Ja, na klar, ein Film, sexy, rasant, grell und bunt. Und ein wenig grenzdebil. Aber mal ehrlich: Wer erwartet und wer will hier schon Kunstkino? Dead or Alive ist kein Film für das gesetzte Zuschaueralter und auch keiner für die Feuilletonfraktion. Aber alles, was über zehn und unter achtzehn Jahre ist, kann sich schlicht an einer fetten Überdosis Popcornkino genüsslich tun.

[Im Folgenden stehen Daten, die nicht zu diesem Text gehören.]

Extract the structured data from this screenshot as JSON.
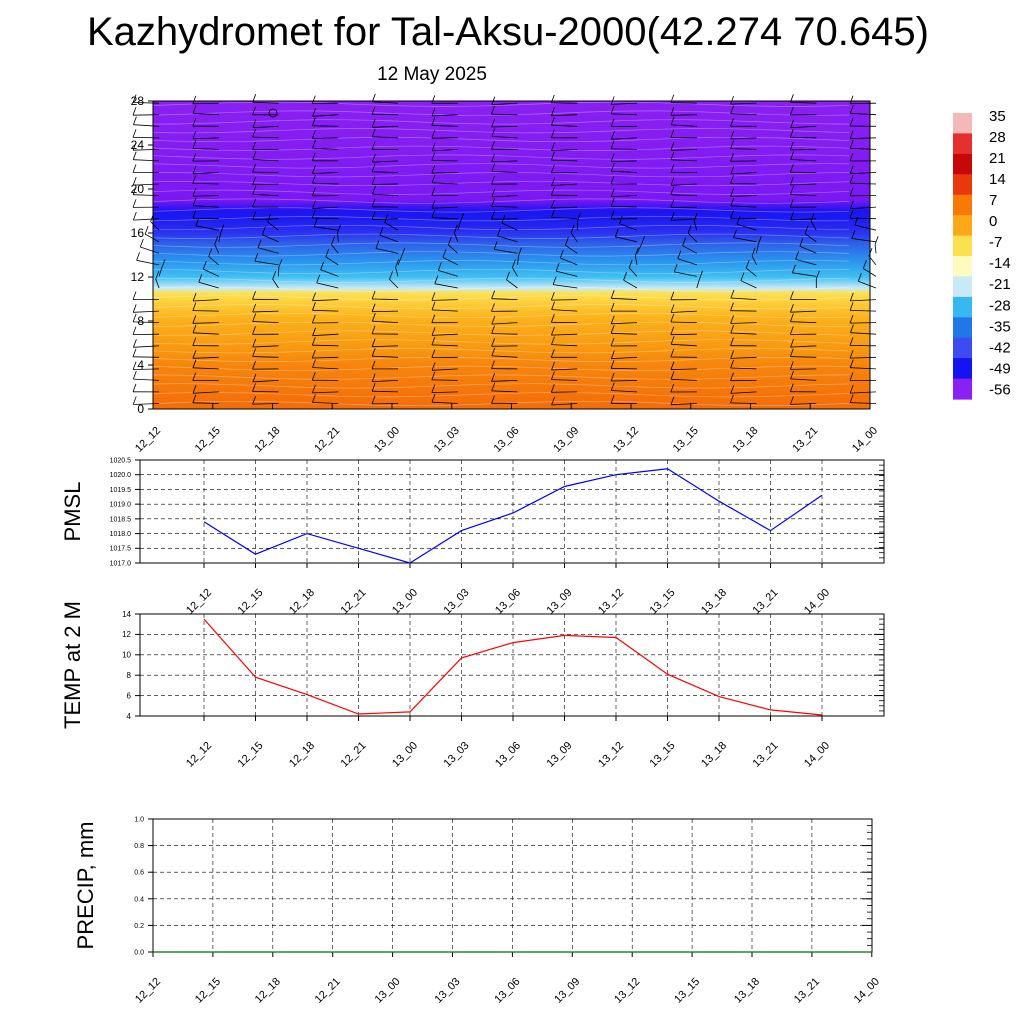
{
  "header": {
    "title": "Kazhydromet for Tal-Aksu-2000(42.274 70.645)",
    "subtitle": "12 May 2025"
  },
  "chart_data": [
    {
      "type": "heatmap",
      "description_of_content": "time-height temperature shading with wind barbs",
      "x": [
        "12_12",
        "12_15",
        "12_18",
        "12_21",
        "13_00",
        "13_03",
        "13_06",
        "13_09",
        "13_12",
        "13_15",
        "13_18",
        "13_21",
        "14_00"
      ],
      "y_ticks": [
        0,
        4,
        8,
        12,
        16,
        20,
        24,
        28
      ],
      "ylim": [
        0,
        28
      ],
      "colorbar_labels": [
        "35",
        "28",
        "21",
        "14",
        "7",
        "0",
        "-7",
        "-14",
        "-21",
        "-28",
        "-35",
        "-42",
        "-49",
        "-56"
      ],
      "colorbar_colors": [
        "#f4b8b8",
        "#e53030",
        "#c80808",
        "#e8380c",
        "#f87808",
        "#fca818",
        "#fde050",
        "#fffac0",
        "#c8eaf8",
        "#38b8f0",
        "#2078e8",
        "#3c4cf0",
        "#1414f0",
        "#8a20f2"
      ],
      "levels": [
        {
          "height": 0,
          "temp": 14
        },
        {
          "height": 4,
          "temp": 10
        },
        {
          "height": 8,
          "temp": 2
        },
        {
          "height": 10.5,
          "temp": -7
        },
        {
          "height": 11,
          "temp": -18
        },
        {
          "height": 13,
          "temp": -30
        },
        {
          "height": 16,
          "temp": -45
        },
        {
          "height": 19,
          "temp": -56
        },
        {
          "height": 24,
          "temp": -60
        },
        {
          "height": 28,
          "temp": -62
        }
      ]
    },
    {
      "type": "line",
      "ylabel": "PMSL",
      "x": [
        "12_12",
        "12_15",
        "12_18",
        "12_21",
        "13_00",
        "13_03",
        "13_06",
        "13_09",
        "13_12",
        "13_15",
        "13_18",
        "13_21",
        "14_00"
      ],
      "values": [
        1018.4,
        1017.3,
        1018.0,
        1017.5,
        1017.0,
        1018.1,
        1018.7,
        1019.6,
        1020.0,
        1020.2,
        1019.1,
        1018.1,
        1019.3
      ],
      "ylim": [
        1017.0,
        1020.5
      ],
      "y_ticks": [
        "1017.0",
        "1017.5",
        "1018.0",
        "1018.5",
        "1019.0",
        "1019.5",
        "1020.0",
        "1020.5"
      ],
      "color": "#0000ff",
      "grid": true
    },
    {
      "type": "line",
      "ylabel": "TEMP at 2 M",
      "x": [
        "12_12",
        "12_15",
        "12_18",
        "12_21",
        "13_00",
        "13_03",
        "13_06",
        "13_09",
        "13_12",
        "13_15",
        "13_18",
        "13_21",
        "14_00"
      ],
      "values": [
        13.5,
        7.8,
        6.1,
        4.2,
        4.4,
        9.7,
        11.2,
        11.9,
        11.7,
        8.1,
        5.9,
        4.6,
        4.1
      ],
      "ylim": [
        4,
        14
      ],
      "y_ticks": [
        "4",
        "6",
        "8",
        "10",
        "12",
        "14"
      ],
      "color": "#ff0000",
      "grid": true
    },
    {
      "type": "line",
      "ylabel": "PRECIP, mm",
      "x": [
        "12_12",
        "12_15",
        "12_18",
        "12_21",
        "13_00",
        "13_03",
        "13_06",
        "13_09",
        "13_12",
        "13_15",
        "13_18",
        "13_21",
        "14_00"
      ],
      "values": [
        0,
        0,
        0,
        0,
        0,
        0,
        0,
        0,
        0,
        0,
        0,
        0,
        0
      ],
      "ylim": [
        0,
        1
      ],
      "y_ticks": [
        "0.0",
        "0.2",
        "0.4",
        "0.6",
        "0.8",
        "1.0"
      ],
      "color": "#007000",
      "grid": true
    }
  ]
}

Natürlich vor allem das männliche Publikum: Die Pixel-Amazonen in Fleisch und Blut und kaum bekleidet sind ein verdammt ansehnlicher und wirksamer Appell an die niederen Triebe. Das telegene Schwitzen beim Knochenbrechen oder – in Ermangelung sonstiger Einfälle für die Handlung zwischen den Kämpfen – beim Beach-Volleyball im selbstverständlich superknappen Bikini, verstärkt das entsprechend.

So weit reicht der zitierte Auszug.